I really like using a furled leader and was shown how to make them at a fly tying conclave in Baton Rouge. They are really cool to make and not very hard, but difficult to describe because of the bizarre process. Many are made, and some offered commercially, with a very small split ring incorporated in the process and a few with the swivel. The swivel I use is a #10 and tests to 35lbs. The process I use creates the leader by doubling it during the twisting process, that is where I slide on the swivel. When completed I have a furled leader about seven feet long with a loop at the butt end and a tiny swivel at the tapered end. To this swivel I attach 18 to 36 inches of tippet. I usually make my leaders of fluorocarbon but sometimes I use mono if I want a floating tip. To make a furled leader you must make a jig, this is fairly simple using a 2x10 and some large wooden dowels.
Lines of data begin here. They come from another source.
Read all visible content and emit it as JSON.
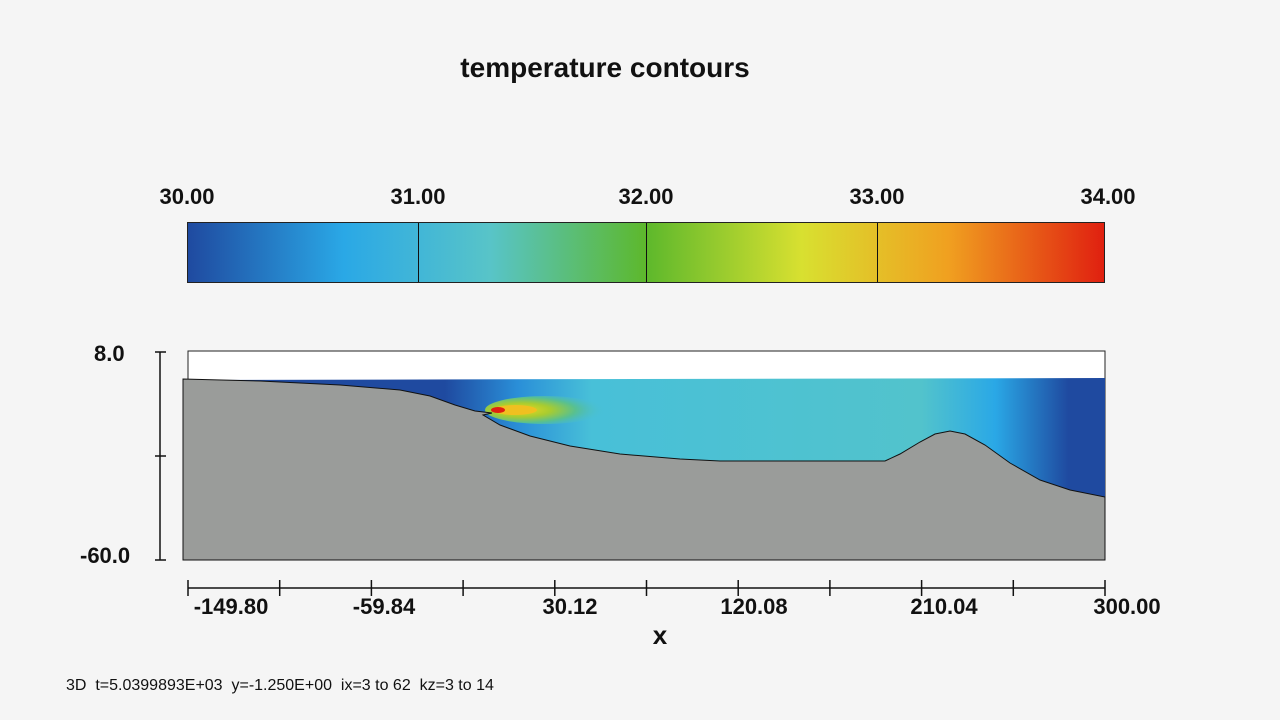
{
  "title": "temperature contours",
  "colorbar": {
    "labels": [
      "30.00",
      "31.00",
      "32.00",
      "33.00",
      "34.00"
    ],
    "min": 30.0,
    "max": 34.0,
    "colors": [
      "#1f4aa0",
      "#2aa8e6",
      "#58c4c8",
      "#5db82c",
      "#d8e030",
      "#f0a020",
      "#e02010"
    ]
  },
  "chart_data": {
    "type": "heatmap",
    "title": "temperature contours",
    "xlabel": "x",
    "ylabel": "",
    "x_ticks": [
      "-149.80",
      "-59.84",
      "30.12",
      "120.08",
      "210.04",
      "300.00"
    ],
    "y_ticks": [
      "8.0",
      "-60.0"
    ],
    "xlim": [
      -149.8,
      300.0
    ],
    "ylim": [
      -60.0,
      8.0
    ],
    "value_range": [
      30.0,
      34.0
    ],
    "colorbar_ticks": [
      30.0,
      31.0,
      32.0,
      33.0,
      34.0
    ],
    "terrain_color": "#9a9c9a",
    "background_water": "#1f4aa0",
    "plume_hotspot_color": "#e02010"
  },
  "footer": "3D  t=5.0399893E+03  y=-1.250E+00  ix=3 to 62  kz=3 to 14"
}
If you want more info or are interested in making one let me know, I'll be glad to show you.


----------



## flynurse

i would love to learn to make my own furled leader. do you every show how at the fly fishing club meetings? i still need to join i'm so lazy sometimes.


----------



## snivlem

http://www.georgia-outdoors.com/forum/showthread.php?t=70194&highlight=furled



Check this out!


----------



## flynurse

link didn't work


----------



## FishingMedic

http://www.georgia-outdoors.com/forum/showthread.php?t=70194&highlight=furled:letsdrink


----------



## flynurse

thanks jimmy!! don't mean to de rail the thread. sorry


----------



## asago

Hey Snivlem - look me up (pm me) when you get down here and I'll show you some spots (although I am pretty new down here but been flyfishing for 25 years). I am a N. GA transplant - as a matter of fact I am the guy that started NGTO (and still chairman of the Board of Directors).


----------



## snivlem

Hey hey, absolutely, thanks. I remember your thread about moving down there. You've left the board in good hands with Buck and the others. I am enjoying the DH up here now, but it looks like we're blown out for a couple of days. I'll give you a shout when we head down.


----------